Our exercises focussed on empathy and active listening, key behaviours of EQ.  Empathy is a fascinating topic to explore with young adults; a quick internet search suggests that teens cannot easily access empathy due to their developing brains; if this was to be believed my work would be cut out.  However the D64 students demonstrated empathy ably in their scenes and discussions.

This is much more consistent with research which contradicts the myth of the selfish teen.  Rather than saying that teens don’t demonstrate empathy, research from the Centre for Adolescent Development at Utrecht University highlights that their empathy is under development. If it is under development, it’s more important we positively support and reinforce that growth.  Further research from the Utrecht unit suggests that parents and young adults who can express emotional flexibility have better quality long-term relationships.

(As an aside, research from the Netherlands (again), suggested that use of social media in adolescents improved both their ability to understand (cognitive empathy) and to share the feelings (affective empathy) of their peers.)

Active Listening and Teens (and the rest of us!)

Back to the D64’ers and our next exercise – active listening, without speaking; this was a definitely a greater challenge. 

The urgency with which many of us want to intervene and share our point of view, is common to both younger and older adults.  But how can we respond with EQ if we haven’t taken the time to truly listen? 
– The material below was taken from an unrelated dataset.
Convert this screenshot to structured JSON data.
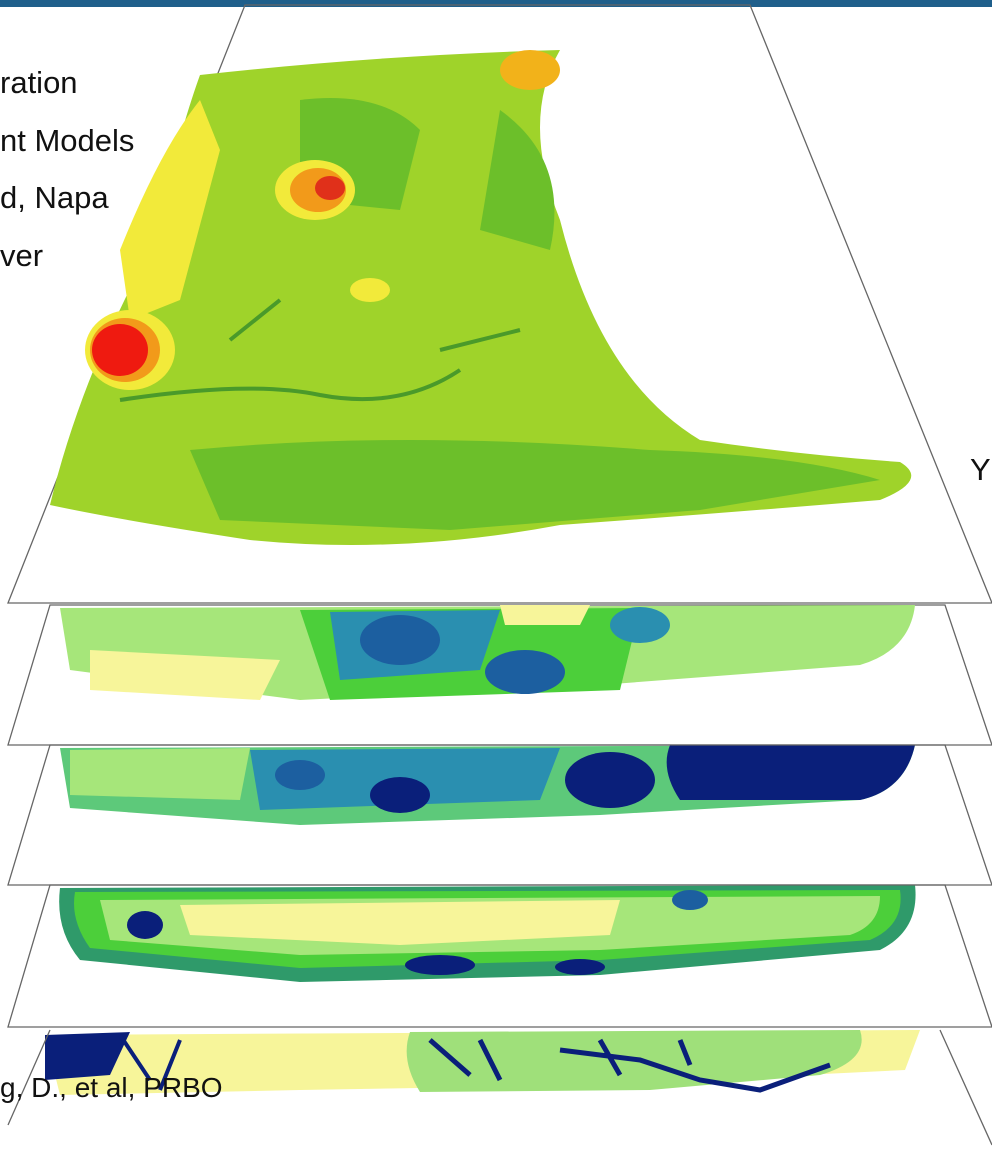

And as an actor, really listening on stage as though you had never heard those words before (instead of getting ready for your next line) is a real skill.   So the students were challenged to listen to their partner for 2 minutes without intervening, verbally and physically; to listen with attention, curiosity and without judgment (á la Nancy Kline or Carl Rogers), allowing the peer to have space to explore their train of thought.  Unsurprisingly this was not easy.

In a social media setting, I was reminded of a phrase used by a friend and academic who described the pressure to comment online as ‘performative’ – less listening or reading to understand, more feeling pressured to make a statement of great interest, hilarity, gravity, relevance and so forth.  (As I write this blog, I hold that mirror up to myself!)
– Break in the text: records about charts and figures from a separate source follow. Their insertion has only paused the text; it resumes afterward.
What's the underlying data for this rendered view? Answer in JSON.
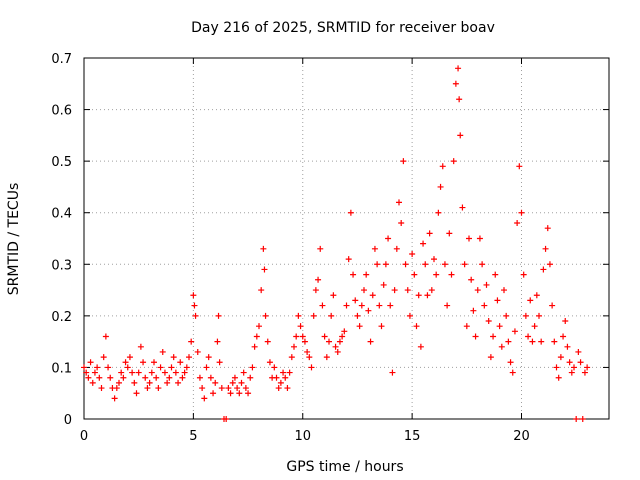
{
  "chart_data": {
    "type": "scatter",
    "title": "Day 216 of 2025, SRMTID for receiver boav",
    "xlabel": "GPS time / hours",
    "ylabel": "SRMTID / TECUs",
    "xlim": [
      0,
      24
    ],
    "ylim": [
      0,
      0.7
    ],
    "grid": true,
    "marker": "+",
    "marker_color": "#ff0000",
    "x_ticks": [
      0,
      5,
      10,
      15,
      20
    ],
    "x_tick_labels": [
      "0",
      "5",
      "10",
      "15",
      "20"
    ],
    "y_ticks": [
      0,
      0.1,
      0.2,
      0.3,
      0.4,
      0.5,
      0.6,
      0.7
    ],
    "y_tick_labels": [
      "0",
      "0.1",
      "0.2",
      "0.3",
      "0.4",
      "0.5",
      "0.6",
      "0.7"
    ],
    "series": [
      {
        "name": "SRMTID",
        "points": [
          [
            0.0,
            0.1
          ],
          [
            0.1,
            0.09
          ],
          [
            0.2,
            0.08
          ],
          [
            0.3,
            0.11
          ],
          [
            0.4,
            0.07
          ],
          [
            0.5,
            0.09
          ],
          [
            0.6,
            0.1
          ],
          [
            0.7,
            0.08
          ],
          [
            0.8,
            0.06
          ],
          [
            0.9,
            0.12
          ],
          [
            1.0,
            0.16
          ],
          [
            1.1,
            0.1
          ],
          [
            1.2,
            0.08
          ],
          [
            1.3,
            0.06
          ],
          [
            1.4,
            0.04
          ],
          [
            1.5,
            0.06
          ],
          [
            1.6,
            0.07
          ],
          [
            1.7,
            0.09
          ],
          [
            1.8,
            0.08
          ],
          [
            1.9,
            0.11
          ],
          [
            2.0,
            0.1
          ],
          [
            2.1,
            0.12
          ],
          [
            2.2,
            0.09
          ],
          [
            2.3,
            0.07
          ],
          [
            2.4,
            0.05
          ],
          [
            2.5,
            0.09
          ],
          [
            2.6,
            0.14
          ],
          [
            2.7,
            0.11
          ],
          [
            2.8,
            0.08
          ],
          [
            2.9,
            0.06
          ],
          [
            3.0,
            0.07
          ],
          [
            3.1,
            0.09
          ],
          [
            3.2,
            0.11
          ],
          [
            3.3,
            0.08
          ],
          [
            3.4,
            0.06
          ],
          [
            3.5,
            0.1
          ],
          [
            3.6,
            0.13
          ],
          [
            3.7,
            0.09
          ],
          [
            3.8,
            0.07
          ],
          [
            3.9,
            0.08
          ],
          [
            4.0,
            0.1
          ],
          [
            4.1,
            0.12
          ],
          [
            4.2,
            0.09
          ],
          [
            4.3,
            0.07
          ],
          [
            4.4,
            0.11
          ],
          [
            4.5,
            0.08
          ],
          [
            4.6,
            0.09
          ],
          [
            4.7,
            0.1
          ],
          [
            4.8,
            0.12
          ],
          [
            4.9,
            0.15
          ],
          [
            5.0,
            0.24
          ],
          [
            5.05,
            0.22
          ],
          [
            5.1,
            0.2
          ],
          [
            5.2,
            0.13
          ],
          [
            5.3,
            0.08
          ],
          [
            5.4,
            0.06
          ],
          [
            5.5,
            0.04
          ],
          [
            5.6,
            0.1
          ],
          [
            5.7,
            0.12
          ],
          [
            5.8,
            0.08
          ],
          [
            5.9,
            0.05
          ],
          [
            6.0,
            0.07
          ],
          [
            6.1,
            0.15
          ],
          [
            6.15,
            0.2
          ],
          [
            6.2,
            0.11
          ],
          [
            6.3,
            0.06
          ],
          [
            6.4,
            0.0
          ],
          [
            6.5,
            0.0
          ],
          [
            6.6,
            0.06
          ],
          [
            6.7,
            0.05
          ],
          [
            6.8,
            0.07
          ],
          [
            6.9,
            0.08
          ],
          [
            7.0,
            0.06
          ],
          [
            7.1,
            0.05
          ],
          [
            7.2,
            0.07
          ],
          [
            7.3,
            0.09
          ],
          [
            7.4,
            0.06
          ],
          [
            7.5,
            0.05
          ],
          [
            7.6,
            0.08
          ],
          [
            7.7,
            0.1
          ],
          [
            7.8,
            0.14
          ],
          [
            7.9,
            0.16
          ],
          [
            8.0,
            0.18
          ],
          [
            8.1,
            0.25
          ],
          [
            8.2,
            0.33
          ],
          [
            8.25,
            0.29
          ],
          [
            8.3,
            0.2
          ],
          [
            8.4,
            0.15
          ],
          [
            8.5,
            0.11
          ],
          [
            8.6,
            0.08
          ],
          [
            8.7,
            0.1
          ],
          [
            8.8,
            0.08
          ],
          [
            8.9,
            0.06
          ],
          [
            9.0,
            0.07
          ],
          [
            9.1,
            0.09
          ],
          [
            9.2,
            0.08
          ],
          [
            9.3,
            0.06
          ],
          [
            9.4,
            0.09
          ],
          [
            9.5,
            0.12
          ],
          [
            9.6,
            0.14
          ],
          [
            9.7,
            0.16
          ],
          [
            9.8,
            0.2
          ],
          [
            9.9,
            0.18
          ],
          [
            10.0,
            0.16
          ],
          [
            10.1,
            0.15
          ],
          [
            10.2,
            0.13
          ],
          [
            10.3,
            0.12
          ],
          [
            10.4,
            0.1
          ],
          [
            10.5,
            0.2
          ],
          [
            10.6,
            0.25
          ],
          [
            10.7,
            0.27
          ],
          [
            10.8,
            0.33
          ],
          [
            10.9,
            0.22
          ],
          [
            11.0,
            0.16
          ],
          [
            11.1,
            0.12
          ],
          [
            11.2,
            0.15
          ],
          [
            11.3,
            0.2
          ],
          [
            11.4,
            0.24
          ],
          [
            11.5,
            0.14
          ],
          [
            11.6,
            0.13
          ],
          [
            11.7,
            0.15
          ],
          [
            11.8,
            0.16
          ],
          [
            11.9,
            0.17
          ],
          [
            12.0,
            0.22
          ],
          [
            12.1,
            0.31
          ],
          [
            12.2,
            0.4
          ],
          [
            12.3,
            0.28
          ],
          [
            12.4,
            0.23
          ],
          [
            12.5,
            0.2
          ],
          [
            12.6,
            0.18
          ],
          [
            12.7,
            0.22
          ],
          [
            12.8,
            0.25
          ],
          [
            12.9,
            0.28
          ],
          [
            13.0,
            0.21
          ],
          [
            13.1,
            0.15
          ],
          [
            13.2,
            0.24
          ],
          [
            13.3,
            0.33
          ],
          [
            13.4,
            0.3
          ],
          [
            13.5,
            0.22
          ],
          [
            13.6,
            0.18
          ],
          [
            13.7,
            0.26
          ],
          [
            13.8,
            0.3
          ],
          [
            13.9,
            0.35
          ],
          [
            14.0,
            0.22
          ],
          [
            14.1,
            0.09
          ],
          [
            14.2,
            0.25
          ],
          [
            14.3,
            0.33
          ],
          [
            14.4,
            0.42
          ],
          [
            14.5,
            0.38
          ],
          [
            14.6,
            0.5
          ],
          [
            14.7,
            0.3
          ],
          [
            14.8,
            0.25
          ],
          [
            14.9,
            0.2
          ],
          [
            15.0,
            0.32
          ],
          [
            15.1,
            0.28
          ],
          [
            15.2,
            0.18
          ],
          [
            15.3,
            0.24
          ],
          [
            15.4,
            0.14
          ],
          [
            15.5,
            0.34
          ],
          [
            15.6,
            0.3
          ],
          [
            15.7,
            0.24
          ],
          [
            15.8,
            0.36
          ],
          [
            15.9,
            0.25
          ],
          [
            16.0,
            0.31
          ],
          [
            16.1,
            0.28
          ],
          [
            16.2,
            0.4
          ],
          [
            16.3,
            0.45
          ],
          [
            16.4,
            0.49
          ],
          [
            16.5,
            0.3
          ],
          [
            16.6,
            0.22
          ],
          [
            16.7,
            0.36
          ],
          [
            16.8,
            0.28
          ],
          [
            16.9,
            0.5
          ],
          [
            17.0,
            0.65
          ],
          [
            17.1,
            0.68
          ],
          [
            17.15,
            0.62
          ],
          [
            17.2,
            0.55
          ],
          [
            17.3,
            0.41
          ],
          [
            17.4,
            0.3
          ],
          [
            17.5,
            0.18
          ],
          [
            17.6,
            0.35
          ],
          [
            17.7,
            0.27
          ],
          [
            17.8,
            0.21
          ],
          [
            17.9,
            0.16
          ],
          [
            18.0,
            0.25
          ],
          [
            18.1,
            0.35
          ],
          [
            18.2,
            0.3
          ],
          [
            18.3,
            0.22
          ],
          [
            18.4,
            0.26
          ],
          [
            18.5,
            0.19
          ],
          [
            18.6,
            0.12
          ],
          [
            18.7,
            0.16
          ],
          [
            18.8,
            0.28
          ],
          [
            18.9,
            0.23
          ],
          [
            19.0,
            0.18
          ],
          [
            19.1,
            0.14
          ],
          [
            19.2,
            0.25
          ],
          [
            19.3,
            0.2
          ],
          [
            19.4,
            0.15
          ],
          [
            19.5,
            0.11
          ],
          [
            19.6,
            0.09
          ],
          [
            19.7,
            0.17
          ],
          [
            19.8,
            0.38
          ],
          [
            19.9,
            0.49
          ],
          [
            20.0,
            0.4
          ],
          [
            20.1,
            0.28
          ],
          [
            20.2,
            0.2
          ],
          [
            20.3,
            0.16
          ],
          [
            20.4,
            0.23
          ],
          [
            20.5,
            0.15
          ],
          [
            20.6,
            0.18
          ],
          [
            20.7,
            0.24
          ],
          [
            20.8,
            0.2
          ],
          [
            20.9,
            0.15
          ],
          [
            21.0,
            0.29
          ],
          [
            21.1,
            0.33
          ],
          [
            21.2,
            0.37
          ],
          [
            21.3,
            0.3
          ],
          [
            21.4,
            0.22
          ],
          [
            21.5,
            0.15
          ],
          [
            21.6,
            0.1
          ],
          [
            21.7,
            0.08
          ],
          [
            21.8,
            0.12
          ],
          [
            21.9,
            0.16
          ],
          [
            22.0,
            0.19
          ],
          [
            22.1,
            0.14
          ],
          [
            22.2,
            0.11
          ],
          [
            22.3,
            0.09
          ],
          [
            22.4,
            0.1
          ],
          [
            22.5,
            0.0
          ],
          [
            22.6,
            0.13
          ],
          [
            22.7,
            0.11
          ],
          [
            22.8,
            0.0
          ],
          [
            22.9,
            0.09
          ],
          [
            23.0,
            0.1
          ]
        ]
      }
    ]
  }
}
 So how can they improve their active listening?  Through practice, yes, but also through experiencing the benefits from those around them; parents, teachers, friends and so on.  The more we value this skill and role model to this fertile group, the better.
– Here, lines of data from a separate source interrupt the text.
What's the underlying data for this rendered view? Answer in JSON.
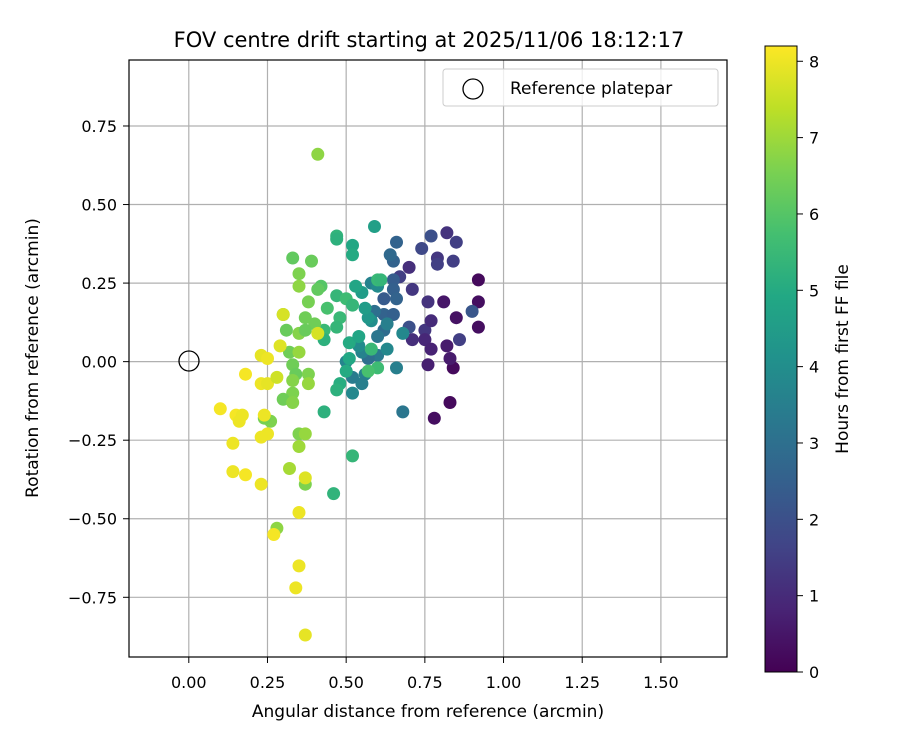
{
  "chart_data": {
    "type": "scatter",
    "title": "FOV centre drift starting at 2025/11/06 18:12:17",
    "xlabel": "Angular distance from reference (arcmin)",
    "ylabel": "Rotation from reference (arcmin)",
    "colorbar_label": "Hours from first FF file",
    "xlim": [
      -0.19,
      1.71
    ],
    "ylim": [
      -0.94,
      0.96
    ],
    "clim": [
      0,
      8.2
    ],
    "xticks": [
      0.0,
      0.25,
      0.5,
      0.75,
      1.0,
      1.25,
      1.5
    ],
    "xtick_labels": [
      "0.00",
      "0.25",
      "0.50",
      "0.75",
      "1.00",
      "1.25",
      "1.50"
    ],
    "yticks": [
      -0.75,
      -0.5,
      -0.25,
      0.0,
      0.25,
      0.5,
      0.75
    ],
    "ytick_labels": [
      "−0.75",
      "−0.50",
      "−0.25",
      "0.00",
      "0.25",
      "0.50",
      "0.75"
    ],
    "cbar_ticks": [
      0,
      1,
      2,
      3,
      4,
      5,
      6,
      7,
      8
    ],
    "cbar_tick_labels": [
      "0",
      "1",
      "2",
      "3",
      "4",
      "5",
      "6",
      "7",
      "8"
    ],
    "grid": true,
    "legend_position": "top-right",
    "colormap": "viridis",
    "reference": {
      "label": "Reference platepar",
      "x": 0.0,
      "y": 0.0
    },
    "points": [
      [
        0.92,
        0.26,
        0.2
      ],
      [
        0.92,
        0.19,
        0.3
      ],
      [
        0.92,
        0.11,
        0.3
      ],
      [
        0.85,
        0.14,
        0.4
      ],
      [
        0.84,
        -0.02,
        0.2
      ],
      [
        0.83,
        -0.13,
        0.2
      ],
      [
        0.78,
        -0.18,
        0.3
      ],
      [
        0.81,
        0.19,
        0.5
      ],
      [
        0.83,
        0.01,
        0.6
      ],
      [
        0.82,
        0.05,
        0.6
      ],
      [
        0.82,
        0.41,
        1.2
      ],
      [
        0.85,
        0.38,
        1.5
      ],
      [
        0.84,
        0.32,
        1.5
      ],
      [
        0.79,
        0.33,
        1.3
      ],
      [
        0.79,
        0.31,
        1.5
      ],
      [
        0.77,
        0.4,
        2.0
      ],
      [
        0.74,
        0.36,
        1.8
      ],
      [
        0.71,
        0.23,
        1.3
      ],
      [
        0.76,
        0.19,
        1.2
      ],
      [
        0.75,
        0.1,
        1.3
      ],
      [
        0.75,
        0.07,
        0.9
      ],
      [
        0.77,
        0.13,
        1.0
      ],
      [
        0.77,
        0.04,
        0.8
      ],
      [
        0.76,
        -0.01,
        0.7
      ],
      [
        0.71,
        0.07,
        1.1
      ],
      [
        0.9,
        0.16,
        2.2
      ],
      [
        0.86,
        0.07,
        1.5
      ],
      [
        0.7,
        0.11,
        2.0
      ],
      [
        0.7,
        0.3,
        1.1
      ],
      [
        0.67,
        0.27,
        1.5
      ],
      [
        0.66,
        0.38,
        2.6
      ],
      [
        0.65,
        0.32,
        2.6
      ],
      [
        0.64,
        0.34,
        2.8
      ],
      [
        0.65,
        0.26,
        2.4
      ],
      [
        0.65,
        0.23,
        2.5
      ],
      [
        0.66,
        0.2,
        2.6
      ],
      [
        0.62,
        0.2,
        2.3
      ],
      [
        0.62,
        0.15,
        2.6
      ],
      [
        0.65,
        0.15,
        2.5
      ],
      [
        0.62,
        0.1,
        2.9
      ],
      [
        0.58,
        0.25,
        3.6
      ],
      [
        0.6,
        0.24,
        3.9
      ],
      [
        0.63,
        0.12,
        3.5
      ],
      [
        0.59,
        0.16,
        3.0
      ],
      [
        0.6,
        0.08,
        3.2
      ],
      [
        0.6,
        0.02,
        3.3
      ],
      [
        0.57,
        0.01,
        3.0
      ],
      [
        0.55,
        0.03,
        3.6
      ],
      [
        0.54,
        0.05,
        3.9
      ],
      [
        0.56,
        -0.04,
        3.6
      ],
      [
        0.55,
        -0.07,
        3.5
      ],
      [
        0.52,
        -0.05,
        3.4
      ],
      [
        0.5,
        0.0,
        3.7
      ],
      [
        0.52,
        -0.1,
        3.8
      ],
      [
        0.66,
        -0.02,
        3.5
      ],
      [
        0.68,
        -0.16,
        3.2
      ],
      [
        0.68,
        0.09,
        3.8
      ],
      [
        0.63,
        0.04,
        3.8
      ],
      [
        0.58,
        0.13,
        4.0
      ],
      [
        0.57,
        0.14,
        4.3
      ],
      [
        0.56,
        0.17,
        4.5
      ],
      [
        0.55,
        0.22,
        4.5
      ],
      [
        0.53,
        0.24,
        4.8
      ],
      [
        0.59,
        0.43,
        4.6
      ],
      [
        0.52,
        0.37,
        4.9
      ],
      [
        0.52,
        0.34,
        5.0
      ],
      [
        0.47,
        0.4,
        5.3
      ],
      [
        0.47,
        0.39,
        5.2
      ],
      [
        0.47,
        0.21,
        5.4
      ],
      [
        0.5,
        0.2,
        5.6
      ],
      [
        0.52,
        0.18,
        5.4
      ],
      [
        0.48,
        0.14,
        5.5
      ],
      [
        0.47,
        0.11,
        5.4
      ],
      [
        0.44,
        0.17,
        5.8
      ],
      [
        0.43,
        0.1,
        5.5
      ],
      [
        0.43,
        0.07,
        5.2
      ],
      [
        0.51,
        0.06,
        5.0
      ],
      [
        0.54,
        0.08,
        4.8
      ],
      [
        0.51,
        0.01,
        4.9
      ],
      [
        0.5,
        -0.03,
        5.0
      ],
      [
        0.48,
        -0.07,
        5.1
      ],
      [
        0.47,
        -0.09,
        5.2
      ],
      [
        0.52,
        -0.3,
        5.4
      ],
      [
        0.43,
        -0.16,
        5.2
      ],
      [
        0.46,
        -0.42,
        5.3
      ],
      [
        0.6,
        0.26,
        5.5
      ],
      [
        0.61,
        0.26,
        5.4
      ],
      [
        0.58,
        0.04,
        5.5
      ],
      [
        0.6,
        -0.02,
        5.6
      ],
      [
        0.57,
        -0.03,
        5.8
      ],
      [
        0.42,
        0.24,
        6.0
      ],
      [
        0.41,
        0.23,
        6.2
      ],
      [
        0.4,
        0.12,
        6.4
      ],
      [
        0.39,
        0.32,
        6.3
      ],
      [
        0.33,
        0.33,
        6.2
      ],
      [
        0.35,
        0.28,
        6.6
      ],
      [
        0.35,
        0.24,
        6.8
      ],
      [
        0.38,
        0.19,
        6.5
      ],
      [
        0.37,
        0.14,
        6.4
      ],
      [
        0.35,
        0.09,
        6.7
      ],
      [
        0.37,
        0.1,
        6.3
      ],
      [
        0.3,
        0.15,
        6.5
      ],
      [
        0.31,
        0.1,
        6.3
      ],
      [
        0.32,
        0.03,
        6.4
      ],
      [
        0.35,
        0.03,
        6.9
      ],
      [
        0.33,
        -0.01,
        6.4
      ],
      [
        0.34,
        -0.04,
        6.3
      ],
      [
        0.33,
        -0.06,
        6.7
      ],
      [
        0.38,
        -0.04,
        6.6
      ],
      [
        0.38,
        -0.07,
        6.9
      ],
      [
        0.33,
        -0.1,
        6.6
      ],
      [
        0.3,
        -0.12,
        6.4
      ],
      [
        0.33,
        -0.13,
        6.7
      ],
      [
        0.26,
        -0.19,
        6.6
      ],
      [
        0.24,
        -0.18,
        6.5
      ],
      [
        0.35,
        -0.23,
        6.6
      ],
      [
        0.37,
        -0.23,
        6.9
      ],
      [
        0.35,
        -0.27,
        7.0
      ],
      [
        0.32,
        -0.34,
        7.1
      ],
      [
        0.37,
        -0.39,
        6.6
      ],
      [
        0.28,
        -0.53,
        6.8
      ],
      [
        0.41,
        0.66,
        6.8
      ],
      [
        0.41,
        0.09,
        7.7
      ],
      [
        0.29,
        0.05,
        7.8
      ],
      [
        0.3,
        0.15,
        7.7
      ],
      [
        0.23,
        0.02,
        7.9
      ],
      [
        0.25,
        0.01,
        8.0
      ],
      [
        0.18,
        -0.04,
        8.1
      ],
      [
        0.23,
        -0.07,
        8.0
      ],
      [
        0.25,
        -0.07,
        7.9
      ],
      [
        0.28,
        -0.05,
        7.6
      ],
      [
        0.24,
        -0.17,
        8.0
      ],
      [
        0.15,
        -0.17,
        8.1
      ],
      [
        0.17,
        -0.17,
        8.0
      ],
      [
        0.16,
        -0.19,
        8.0
      ],
      [
        0.1,
        -0.15,
        8.1
      ],
      [
        0.25,
        -0.23,
        8.0
      ],
      [
        0.23,
        -0.24,
        8.0
      ],
      [
        0.14,
        -0.26,
        8.0
      ],
      [
        0.14,
        -0.35,
        8.0
      ],
      [
        0.18,
        -0.36,
        8.1
      ],
      [
        0.23,
        -0.39,
        8.0
      ],
      [
        0.37,
        -0.37,
        7.8
      ],
      [
        0.35,
        -0.48,
        8.0
      ],
      [
        0.27,
        -0.55,
        8.1
      ],
      [
        0.35,
        -0.65,
        8.0
      ],
      [
        0.34,
        -0.72,
        8.0
      ],
      [
        0.37,
        -0.87,
        7.9
      ]
    ]
  }
}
And what did I learn from them? 

As well as understanding their perspective on EQ, technology and presence, it raised plenty of questions and thoughts for me as a coach and facilitator, including:

·      How can I create an environment, with my business clients, that replicates the same wide-eyed curiosity and energy shown by the students of D64?

·      I love acting and therefore how can I incorporate it more into my work (clients watch out!!) and finally:

·      It reinforced to me that focus on being present, active listening, empathy and EQ are all more relevant then ever, for teens and adults of all ages alike.

 

References:

Van der Graaff J, Carlo G, Crocetti E, Koot HM and Branje S (2018) “Prosocial Behavior in Adolescence: Gender Differences in Development and Links with Empathy,” Journal of youth and adolescence, 47(5), pp. 1086–1099.

Vossen, H. G. M. and Valkenburg, P. M. (2016) “Do Social Media Foster or Curtail Adolescents' Empathy? A Longitudinal Study,” Computers in Human Behavior, 63.